O próprio Donald McGravan afirma a necessidade de enfatizar a realidade técnica e antropocêntrica da missão focada em resultados e que para isso faz-se necessária a utilização do cálculo e estatísticas: “The numerical approach is essential to understanding church growth. The church is made up of countable people and there is nothing particularly spiritual in not counting them”. (McGRAVAN 1990, 67). Sua fala traz em si a necessidade percebida pelo autor de justificar a importância da ação de contabilização de resultados propagada por sua teologia, procurando demonstrar sua relevância aos setores mais conservadores da igreja. Tal justificativa mostra que algumas críticas não são tão denominacionais (circunstanciais) assim. Há na sua fala a necessidade de declarar que a contabilização de pessoas é uma ação espiritual sim, ou seja, há um pensamento divergente em voga.

Em diversos trechos do referido livro o autor faz sempre referência ao caráter predominantemente divino da missão e declara que tanto a causa, como a condição para realização da missão e ainda o alcance do efetivo resultado de aumento numérico de cristãos (igrejas e membros) decorre do Deus cristão, conforme se expõe abaixo. Tal fato pode ser tomado como uma obviedade, visto se tratar de uma corrente cristã, mas há algo maior em jogo, que é a aceitação desse movimento pela própria ortodoxia cristã, como um movimento que expressa a ‘verdadeira fé cristã’, a ponto de, no próprio texto, o autor declarar a sua fé e o conteúdo daquilo que acredita.

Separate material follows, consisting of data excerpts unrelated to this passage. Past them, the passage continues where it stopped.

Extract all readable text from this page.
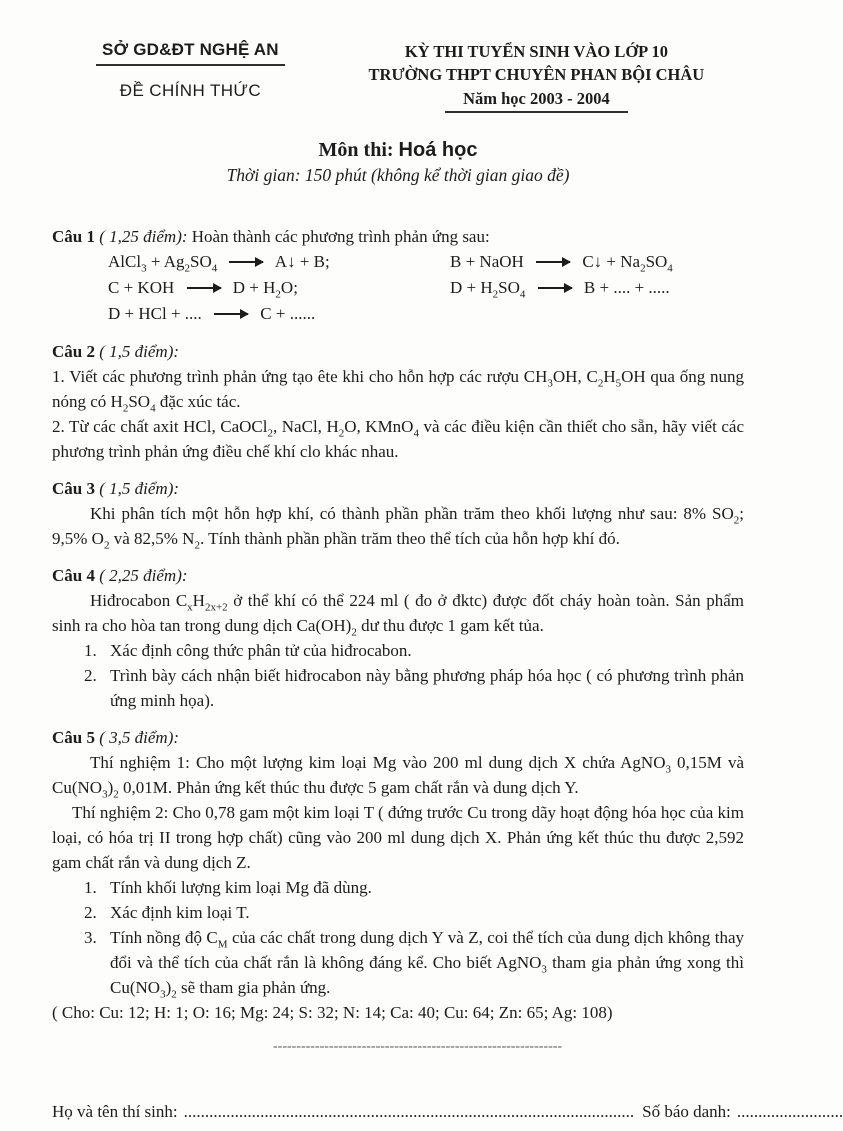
SỞ GD&ĐT NGHỆ AN
ĐỀ CHÍNH THỨC
KỲ THI TUYỂN SINH VÀO LỚP 10
TRƯỜNG THPT CHUYÊN PHAN BỘI CHÂU
Năm học 2003 - 2004
Môn thi: Hoá học
Thời gian: 150 phút (không kể thời gian giao đề)

Câu 1 ( 1,25 điểm): Hoàn thành các phương trình phản ứng sau:

AlCl$_3$ + $Ag_2SO_4$ → A↓ + B;	B + NaOH → C↓ + $Na_2SO_4$
C + KOH → $D + H_2O$;	$D + H_2SO_4 \to B$ + .... + .....
D + HCl + .... → C + ......

Câu 2 ( 1,5 điểm):

1. Viết các phương trình phản ứng tạo ête khi cho hỗn hợp các rượu $CH_3OH$, $C_2H_5OH$ qua ống nung nóng có $H_2SO_4$ đặc xúc tác.

2. Từ các chất axit HCl, CaOCl$_2$, NaCl, $H_2O$, KMnO$_4$ và các điều kiện cần thiết cho sẵn, hãy viết các phương trình phản ứng điều chế khí clo khác nhau.

Câu 3 ( 1,5 điểm):

Khi phân tích một hỗn hợp khí, có thành phần phần trăm theo khối lượng như sau: 8% $SO_2$; 9,5% $O_2$ và 82,5% $N_2$. Tính thành phần phần trăm theo thể tích của hỗn hợp khí đó.

Câu 4 ( 2,25 điểm):

Hiđrocabon $C_xH_{2x+2}$ ở thể khí có thể 224 ml ( đo ở đktc) được đốt cháy hoàn toàn. Sản phẩm sinh ra cho hòa tan trong dung dịch $Ca(OH)_2$ dư thu được 1 gam kết tủa.

1. Xác định công thức phân tử của hiđrocabon.
2. Trình bày cách nhận biết hiđrocabon này bằng phương pháp hóa học ( có phương trình phản ứng minh họa).

Câu 5 ( 3,5 điểm):

Thí nghiệm 1: Cho một lượng kim loại Mg vào 200 ml dung dịch X chứa AgNO$_3$ 0,15M và $Cu(NO_3)_2$ 0,01M. Phản ứng kết thúc thu được 5 gam chất rắn và dung dịch Y.

Thí nghiệm 2: Cho 0,78 gam một kim loại T ( đứng trước Cu trong dãy hoạt động hóa học của kim loại, có hóa trị II trong hợp chất) cũng vào 200 ml dung dịch X. Phản ứng kết thúc thu được 2,592 gam chất rắn và dung dịch Z.

1. Tính khối lượng kim loại Mg đã dùng.
2. Xác định kim loại T.
3. Tính nồng độ $C_M$ của các chất trong dung dịch Y và Z, coi thể tích của dung dịch không thay đổi và thể tích của chất rắn là không đáng kể. Cho biết AgNO$_3$ tham gia phản ứng xong thì $Cu(NO_3)_2$ sẽ tham gia phản ứng.

( Cho: Cu: 12; H: 1; O: 16; Mg: 24; S: 32; N: 14; Ca: 40; Cu: 64; Zn: 65; Ag: 108)

--------------------------------------------------------------
Họ và tên thí sinh: .......................................................................................................... Số báo danh: .........................
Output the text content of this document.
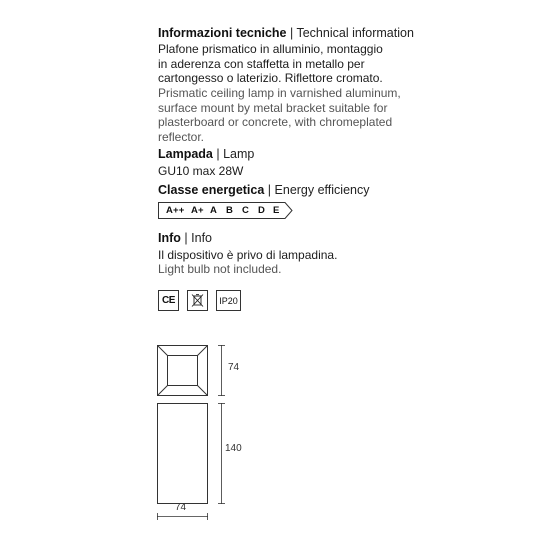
Informazioni tecniche | Technical information
Plafone prismatico in alluminio, montaggio
in aderenza con staffetta in metallo per
cartongesso o laterizio. Riflettore cromato.
Prismatic ceiling lamp in varnished aluminum,
surface mount by metal bracket suitable for
plasterboard or concrete, with chromeplated
reflector.
Lampada | Lamp
GU10 max 28W
Classe energetica | Energy efficiency
A++ A+ A B C D E
Info | Info
Il dispositivo è privo di lampadina.
Light bulb not included.
CE	IP20
74
140
74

“… and this is one of the stones in its theological foundation – that the establishment of churches (assemblies of baptized believers) is pleasing to God. (…) The multiplication of churches nourished on the Bible and full of the Holy Spirit is a sine qua non in carrying out the purposes of God. (…) Church growth is no mere sociological process. (…) Humanists, believing in no transcendent source of truth, understand reality through empirical reason. But I am not a secular humanist; I am a convinced Christian. I believe in God the Father almighty, maker of heaven and earth, and in Jesus Christ his Son. (…) I am not free to indulge my prejudices or to slight any of the evidence. I must take into account what comes in through revelation and in every other way. All evidence must be weighed before the bar of truth. Therefore, I cannot consider church growth merely a sociological process. It is that, to be sure;

but much more than that, it is what happens when there is faithfulness to God and the Father of our Lord Jesus Christ. (...) In this world, mission must be what God desires. (...), the mission of God, who himself remains in charge of it”. (McGRAVAN, 2012: xvii, 6, 7, 8) (grifo nosso)

Todas estas declarações não são expressas sem uma causa determinada, mas expõem a tensão que algumas críticas provocaram no movimento; a vontade de se desvincular de qualquer proximidade com o liberalismo teológico, devido à aplicação das ciências sociais na construção de seu conhecimento; e ainda a necessidade de se provar a validade cristã de seu pensamento.

Tanto o é que, por volta dos anos 80, diferentemente do que ocorrera nos anos 60 e 70, há uma reviravolta nas publicações, como aponta McGravan, e os teólogos do movimento do crescimento de igrejas passaram a focar em escrever sobre o efeito que as orações têm sobre o crescimento de igrejas, o papel dos sinais sobrenaturais e das maravilhas que acontecem durante o crescimento de igrejas. Pode ser que, indiretamente, isto se dá como forma de responder às críticas no que se refere ao caráter reducionista e antropocêntrico desta teologia e a tentativa de se afirmar como tal: uma “teologia cristã verdadeira”.